En direct de la loi – Avertisseurs de radars : leurs alertes neutralisées ?


En 2011, le gouvernement voulait les interdire. Dix ans plus tard, les avertisseurs de contrôles de vitesse restent légaux, et les inhibitions de certaines alertes, prévues par la LOM, ne sont toujours pas effectives… Elles pourraient l'être à compter du 1er novembre 2021. Notre rubrique En direct de la loi répond à vos questions et vous permet de mieux comprendre vos droits, grâce aux conseils et recommandations notamment de Maître Caroline Tichit.


Depuis longtemps, les pouvoirs publics lorgnent sur les assistants d'aide à la conduite, le nom officiel des avertisseurs de radars de type Coyote et Waze. Après avoir voulu les interdire, ils cherchent à les neutraliser en certaines circonstances. Où en est-on exactement aujourd'hui ? Voici ce qu'il faut retenir, avec les précisions de l'avocate Caroline Tichit…

dailymotionEn direct de la loi – Avertisseurs de radars : leurs alertes neutralisées ?

En direct de la loi – Avertisseurs de radars : leurs alertes neutralisées ?

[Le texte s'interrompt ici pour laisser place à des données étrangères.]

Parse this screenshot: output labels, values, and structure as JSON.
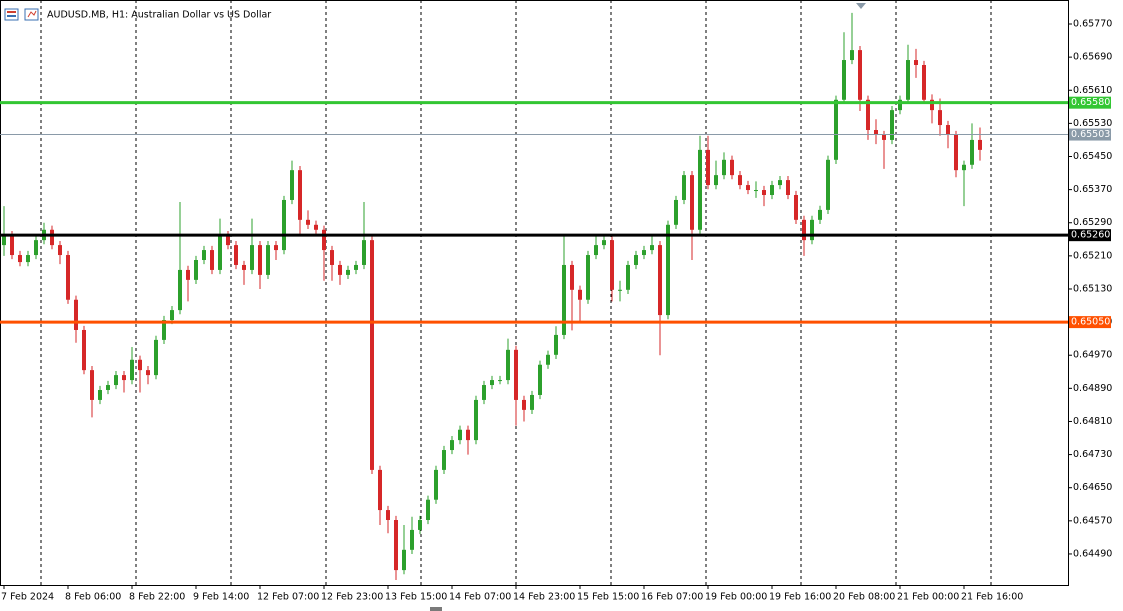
{
  "chart_data": {
    "type": "candlestick",
    "title": "AUDUSD.MB, H1:  Australian Dollar vs US Dollar",
    "up_color": "#2ca02c",
    "down_color": "#d62728",
    "open": [
      0.65236,
      0.6526,
      0.65212,
      0.65195,
      0.65212,
      0.65248,
      0.65273,
      0.65236,
      0.65212,
      0.65104,
      0.65031,
      0.64934,
      0.64862,
      0.64886,
      0.64898,
      0.64922,
      0.6491,
      0.64959,
      0.64934,
      0.64922,
      0.65007,
      0.65055,
      0.65079,
      0.65176,
      0.65152,
      0.652,
      0.65224,
      0.65176,
      0.6526,
      0.65236,
      0.65188,
      0.65176,
      0.65236,
      0.65164,
      0.65236,
      0.65224,
      0.65345,
      0.65417,
      0.65297,
      0.65285,
      0.65273,
      0.65224,
      0.65188,
      0.65164,
      0.65176,
      0.65188,
      0.65248,
      0.64693,
      0.64596,
      0.64572,
      0.64451,
      0.645,
      0.64548,
      0.64572,
      0.64621,
      0.64693,
      0.64741,
      0.64765,
      0.6479,
      0.64765,
      0.64862,
      0.64898,
      0.6491,
      0.6491,
      0.64983,
      0.64862,
      0.64838,
      0.64874,
      0.64947,
      0.64971,
      0.65019,
      0.65188,
      0.65128,
      0.65104,
      0.65212,
      0.65236,
      0.65248,
      0.65128,
      0.65128,
      0.65188,
      0.65212,
      0.65224,
      0.65236,
      0.65067,
      0.65285,
      0.65345,
      0.65405,
      0.65273,
      0.65466,
      0.65381,
      0.65405,
      0.65442,
      0.65405,
      0.65381,
      0.65369,
      0.65369,
      0.65357,
      0.65381,
      0.65393,
      0.65357,
      0.65297,
      0.65248,
      0.65297,
      0.65321,
      0.65442,
      0.65587,
      0.65683,
      0.65707,
      0.65587,
      0.65514,
      0.65502,
      0.6549,
      0.65562,
      0.65587,
      0.65683,
      0.65671,
      0.65587,
      0.65562,
      0.65526,
      0.65502,
      0.65417,
      0.6543,
      0.6549
    ],
    "high": [
      0.6533,
      0.6527,
      0.65222,
      0.65222,
      0.65258,
      0.6529,
      0.65283,
      0.65246,
      0.65222,
      0.65114,
      0.65041,
      0.64944,
      0.64896,
      0.64908,
      0.64932,
      0.64932,
      0.6499,
      0.64969,
      0.64944,
      0.65017,
      0.65065,
      0.65089,
      0.6534,
      0.65186,
      0.6521,
      0.65234,
      0.65234,
      0.653,
      0.6527,
      0.65246,
      0.65198,
      0.653,
      0.65246,
      0.65246,
      0.65246,
      0.65355,
      0.6544,
      0.65427,
      0.6532,
      0.65295,
      0.65283,
      0.65234,
      0.65198,
      0.65186,
      0.65198,
      0.6534,
      0.65258,
      0.64703,
      0.64606,
      0.64582,
      0.6456,
      0.6458,
      0.64582,
      0.64631,
      0.64703,
      0.64751,
      0.64775,
      0.648,
      0.648,
      0.64872,
      0.64908,
      0.6492,
      0.6492,
      0.6501,
      0.64993,
      0.64872,
      0.64884,
      0.64957,
      0.64981,
      0.6504,
      0.6526,
      0.65198,
      0.65138,
      0.65222,
      0.6526,
      0.65258,
      0.65258,
      0.6515,
      0.65198,
      0.65222,
      0.65234,
      0.6526,
      0.65246,
      0.65295,
      0.65355,
      0.65415,
      0.65415,
      0.655,
      0.655,
      0.6544,
      0.6546,
      0.65452,
      0.65415,
      0.65391,
      0.6539,
      0.65379,
      0.65391,
      0.65403,
      0.65403,
      0.65367,
      0.65307,
      0.65307,
      0.65331,
      0.65452,
      0.65597,
      0.6575,
      0.65797,
      0.65717,
      0.65597,
      0.6554,
      0.65512,
      0.65572,
      0.65597,
      0.6572,
      0.6571,
      0.65681,
      0.656,
      0.6559,
      0.65536,
      0.65512,
      0.6544,
      0.6553,
      0.6552
    ],
    "low": [
      0.6521,
      0.65202,
      0.65185,
      0.65185,
      0.65202,
      0.65238,
      0.65226,
      0.6519,
      0.65094,
      0.65,
      0.64924,
      0.6482,
      0.64852,
      0.64876,
      0.64888,
      0.6488,
      0.649,
      0.6488,
      0.649,
      0.64912,
      0.64997,
      0.65045,
      0.65069,
      0.651,
      0.65142,
      0.6519,
      0.65166,
      0.65166,
      0.65226,
      0.65178,
      0.6514,
      0.65166,
      0.6513,
      0.65154,
      0.652,
      0.65214,
      0.65335,
      0.6526,
      0.65275,
      0.65263,
      0.6515,
      0.6515,
      0.6514,
      0.65154,
      0.65166,
      0.65178,
      0.64683,
      0.6456,
      0.6454,
      0.64427,
      0.64441,
      0.6449,
      0.64538,
      0.64562,
      0.64611,
      0.64683,
      0.64731,
      0.64755,
      0.6473,
      0.64755,
      0.64852,
      0.64888,
      0.649,
      0.649,
      0.648,
      0.6481,
      0.64828,
      0.64864,
      0.64937,
      0.64961,
      0.65009,
      0.6503,
      0.6505,
      0.65094,
      0.65202,
      0.65226,
      0.651,
      0.651,
      0.65118,
      0.65178,
      0.65202,
      0.65214,
      0.6497,
      0.65057,
      0.65275,
      0.65335,
      0.652,
      0.65263,
      0.65371,
      0.65371,
      0.65395,
      0.65395,
      0.65371,
      0.65359,
      0.6535,
      0.6533,
      0.65347,
      0.65371,
      0.65347,
      0.65287,
      0.6521,
      0.65238,
      0.65287,
      0.65311,
      0.65432,
      0.65577,
      0.65673,
      0.6556,
      0.6549,
      0.6548,
      0.6542,
      0.6548,
      0.65552,
      0.65577,
      0.6564,
      0.65577,
      0.6553,
      0.655,
      0.6547,
      0.654,
      0.6533,
      0.6542,
      0.6544
    ],
    "close": [
      0.6526,
      0.65212,
      0.65195,
      0.65212,
      0.65248,
      0.65273,
      0.65236,
      0.65212,
      0.65104,
      0.65031,
      0.64934,
      0.64862,
      0.64886,
      0.64898,
      0.64922,
      0.6491,
      0.64959,
      0.64934,
      0.64922,
      0.65007,
      0.65055,
      0.65079,
      0.65176,
      0.65152,
      0.652,
      0.65224,
      0.65176,
      0.6526,
      0.65236,
      0.65188,
      0.65176,
      0.65236,
      0.65164,
      0.65236,
      0.65224,
      0.65345,
      0.65417,
      0.65297,
      0.65285,
      0.65273,
      0.65224,
      0.65188,
      0.65164,
      0.65176,
      0.65188,
      0.65248,
      0.64693,
      0.64596,
      0.64572,
      0.64451,
      0.645,
      0.64548,
      0.64572,
      0.64621,
      0.64693,
      0.64741,
      0.64765,
      0.6479,
      0.64765,
      0.64862,
      0.64898,
      0.6491,
      0.6491,
      0.64983,
      0.64862,
      0.64838,
      0.64874,
      0.64947,
      0.64971,
      0.65019,
      0.65188,
      0.65128,
      0.65104,
      0.65212,
      0.65236,
      0.65248,
      0.65128,
      0.65128,
      0.65188,
      0.65212,
      0.65224,
      0.65236,
      0.65067,
      0.65285,
      0.65345,
      0.65405,
      0.65273,
      0.65466,
      0.65381,
      0.65405,
      0.65442,
      0.65405,
      0.65381,
      0.65369,
      0.65369,
      0.65357,
      0.65381,
      0.65393,
      0.65357,
      0.65297,
      0.65248,
      0.65297,
      0.65321,
      0.65442,
      0.65587,
      0.65683,
      0.65707,
      0.65587,
      0.65514,
      0.65502,
      0.6549,
      0.65562,
      0.65587,
      0.65683,
      0.65671,
      0.65587,
      0.65562,
      0.65526,
      0.65502,
      0.65417,
      0.6543,
      0.6549,
      0.65466
    ],
    "xlim": [
      -0.5,
      133
    ],
    "xticks": [
      {
        "value": 0,
        "label": "7 Feb 2024"
      },
      {
        "value": 8,
        "label": "8 Feb 06:00"
      },
      {
        "value": 16,
        "label": "8 Feb 22:00"
      },
      {
        "value": 24,
        "label": "9 Feb 14:00"
      },
      {
        "value": 32,
        "label": "12 Feb 07:00"
      },
      {
        "value": 40,
        "label": "12 Feb 23:00"
      },
      {
        "value": 48,
        "label": "13 Feb 15:00"
      },
      {
        "value": 56,
        "label": "14 Feb 07:00"
      },
      {
        "value": 64,
        "label": "14 Feb 23:00"
      },
      {
        "value": 72,
        "label": "15 Feb 15:00"
      },
      {
        "value": 80,
        "label": "16 Feb 07:00"
      },
      {
        "value": 88,
        "label": "19 Feb 00:00"
      },
      {
        "value": 96,
        "label": "19 Feb 16:00"
      },
      {
        "value": 104,
        "label": "20 Feb 08:00"
      },
      {
        "value": 112,
        "label": "21 Feb 00:00"
      },
      {
        "value": 120,
        "label": "21 Feb 16:00"
      }
    ],
    "ylim": [
      0.64415,
      0.65828
    ],
    "yticks": [
      {
        "value": 0.6577,
        "label": "0.65770"
      },
      {
        "value": 0.6569,
        "label": "0.65690"
      },
      {
        "value": 0.6561,
        "label": "0.65610"
      },
      {
        "value": 0.6553,
        "label": "0.65530"
      },
      {
        "value": 0.6545,
        "label": "0.65450"
      },
      {
        "value": 0.6537,
        "label": "0.65370"
      },
      {
        "value": 0.6529,
        "label": "0.65290"
      },
      {
        "value": 0.6521,
        "label": "0.65210"
      },
      {
        "value": 0.6513,
        "label": "0.65130"
      },
      {
        "value": 0.6505,
        "label": "0.65050"
      },
      {
        "value": 0.6497,
        "label": "0.64970"
      },
      {
        "value": 0.6489,
        "label": "0.64890"
      },
      {
        "value": 0.6481,
        "label": "0.64810"
      },
      {
        "value": 0.6473,
        "label": "0.64730"
      },
      {
        "value": 0.6465,
        "label": "0.64650"
      },
      {
        "value": 0.6457,
        "label": "0.64570"
      },
      {
        "value": 0.6449,
        "label": "0.64490"
      }
    ],
    "levels": [
      {
        "value": 0.6558,
        "label": "0.65580",
        "color": "#33c633",
        "width": 3
      },
      {
        "value": 0.65503,
        "label": "0.65503",
        "color": "#8a9aa8",
        "width": 1
      },
      {
        "value": 0.6526,
        "label": "0.65260",
        "color": "#000000",
        "width": 3
      },
      {
        "value": 0.6505,
        "label": "0.65050",
        "color": "#ff5000",
        "width": 3
      }
    ]
  }
}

Un décret précisant les modalités d'application de l'article L130-11 du code de la route qui prévoit d'interdire la retransmission des messages d'alerte de ce type d'appareils (ou applications), comme prévu par la Loi d'Orientation des Mobilités (LOM), vient de paraître. Il fixe une partie des modalités nécessaires à cette mise en œuvre… L'interdiction sera ainsi prise par le préfet sur proposition de la police ou de la gendarmerie, et les informations indiquant "les voies ou portions de voies concernées et (...) la date et les heures de commencement et de fin de cette interdiction" seront "communiquées (...) au moyen d'un système d'information permettant de garantir leur confidentialité et leur intégrité lors de la transmission."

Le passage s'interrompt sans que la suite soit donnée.